Call for ‘radical rethink’ of autism and ADHD services amid ‘unprecedented’ rise in demand

There must be a “radical rethink” of how autism and ADHD are assessed and treated in England if the NHS is to keep up with demand for services, a think tank has warned.

Surging waiting lists are down to changing social attitudes and better awareness of the conditions, according to the Nuffield Trust, which called for a “whole-system approach” across education, society and the health service.

It comes after figures published by NHS Digital last month revealed the number of patients waiting for an autism assessment in England is at its highest level since current data started in April 2019.

Some 172,040 people were on waiting lists as of December 2023, up from 117,020 a year earlier and more than five times the 32,220 recorded in December 2019.

Although the National Institute for Health and Care Excellence (Nice) recommends people with suspected autism should be diagnosed within three months of a referral, some 147,070 patients had been waiting at least 13 weeks in December, more than six times the 24,250 in December 2019.

New analysis of the data by Nuffield Trust found 79% of people who had been waiting 13 weeks or longer had not had their first appointment with a specialist, up from 44% in December 2019.

Between October and December last year, those who had their first appointment waited an average of nine months from referral.

In December 2019, the wait was an average of four months, the think tank claims.

Thea Stein (pictured), chief executive of the Nuffield Trust, said: “The extraordinary, unpredicted and unprecedented rise in demand for autism assessments and ADHD treatments have completely overtaken the NHS’s capacity to meet them.

“It is frankly impossible to imagine how the system can grow fast enough to fulfil this demand.
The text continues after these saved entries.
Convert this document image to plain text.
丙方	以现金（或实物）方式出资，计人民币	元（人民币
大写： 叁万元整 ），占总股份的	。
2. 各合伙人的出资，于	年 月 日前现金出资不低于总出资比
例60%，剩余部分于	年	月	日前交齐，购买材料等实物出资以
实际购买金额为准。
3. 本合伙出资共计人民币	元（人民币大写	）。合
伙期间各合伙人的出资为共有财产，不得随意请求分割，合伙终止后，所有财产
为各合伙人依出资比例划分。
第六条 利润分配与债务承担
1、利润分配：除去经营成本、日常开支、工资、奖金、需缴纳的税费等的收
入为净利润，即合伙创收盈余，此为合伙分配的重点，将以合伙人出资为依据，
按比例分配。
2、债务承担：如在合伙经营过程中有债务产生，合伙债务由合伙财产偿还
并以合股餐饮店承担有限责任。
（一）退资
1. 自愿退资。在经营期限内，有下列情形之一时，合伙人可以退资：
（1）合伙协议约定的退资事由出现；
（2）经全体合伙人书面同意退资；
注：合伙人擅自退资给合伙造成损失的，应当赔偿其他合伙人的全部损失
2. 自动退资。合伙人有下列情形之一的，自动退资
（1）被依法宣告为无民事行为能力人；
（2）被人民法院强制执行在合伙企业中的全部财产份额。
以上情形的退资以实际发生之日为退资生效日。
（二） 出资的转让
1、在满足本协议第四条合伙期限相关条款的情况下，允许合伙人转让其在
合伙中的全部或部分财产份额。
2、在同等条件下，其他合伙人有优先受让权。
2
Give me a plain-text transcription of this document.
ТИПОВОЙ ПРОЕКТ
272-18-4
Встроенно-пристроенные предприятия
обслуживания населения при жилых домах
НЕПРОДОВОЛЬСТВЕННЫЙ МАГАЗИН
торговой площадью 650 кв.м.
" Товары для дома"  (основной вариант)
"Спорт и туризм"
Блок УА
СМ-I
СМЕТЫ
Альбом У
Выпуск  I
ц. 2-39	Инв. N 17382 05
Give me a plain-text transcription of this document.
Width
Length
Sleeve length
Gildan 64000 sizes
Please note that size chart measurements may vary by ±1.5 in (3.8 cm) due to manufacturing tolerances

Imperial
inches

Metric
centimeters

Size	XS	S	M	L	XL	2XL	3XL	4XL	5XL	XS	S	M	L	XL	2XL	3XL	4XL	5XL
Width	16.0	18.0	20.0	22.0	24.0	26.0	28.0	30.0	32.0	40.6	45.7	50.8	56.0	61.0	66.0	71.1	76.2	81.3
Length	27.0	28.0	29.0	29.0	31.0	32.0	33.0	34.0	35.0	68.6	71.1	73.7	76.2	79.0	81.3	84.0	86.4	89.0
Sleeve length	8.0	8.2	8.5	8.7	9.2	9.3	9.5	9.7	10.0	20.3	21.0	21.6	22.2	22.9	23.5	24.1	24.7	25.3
“We shouldn’t underestimate what this means for children in particular: many schools expect an assessment and formal diagnosis to access support – and children and their families suffer whilst they wait.”

Nuffield Trust also warned waiting times to be assessed for ADHD could be going unnoticed because of a lack of national data published.

It claims there has been a 51% rise in the number of people being prescribed medication for ADHD.

The analysis showed a 28% increase in drugs prescribed to 10 to 14-year-olds, as well as a 146% jump among 30 to 34-year-olds.

Ms Stein warned the current health service model is “obsolete” when it comes to dealing with surging demand for autism and ADHD assessment and treatment.

“We are only now beginning to recognise just how many people are neurodiverse,” she said.

“The challenge is that we have an obsolete health service model in place to deal with this avalanche of need.

“The huge rise detailed in our analysis is likely to be down to a combination of changing social attitudes and better awareness.

“We need to urgently understand the different elements of this complex picture and find a whole system approach across education, society at large and the health service.

“Pumping more money into the current model certainly isn’t the solution: a radical rethink is required.”

An NHS spokesperson said: “The NHS is fully committed to supporting and improving the lives of those with ADHD and autism which is why we have published new national guidance to help local areas to manage the 50% increase in referrals they have seen over last year.

“NHS England has also begun important work into investigating challenges in ADHD service provision and last month launched a cross sector taskforce alongside government, to help provide a joined-up approach for the growing numbers of people coming forward for support.”

Sir Julian Hartley, chief executive at NHS Providers, said trust leaders are “deeply concerned” over wait times for people with suspected autism or ADHD.

“The impact of these waits on children and young people is of particular concern,” he added.

“Too many young people and their families face long delays in accessing community health services that are vital to youngsters’ wellbeing and development.

“Better investment in services is urgently needed so we can close the widening gap between demand and capacity to provide much needed care.”

The Department of Health and Social Care has been approached for comment.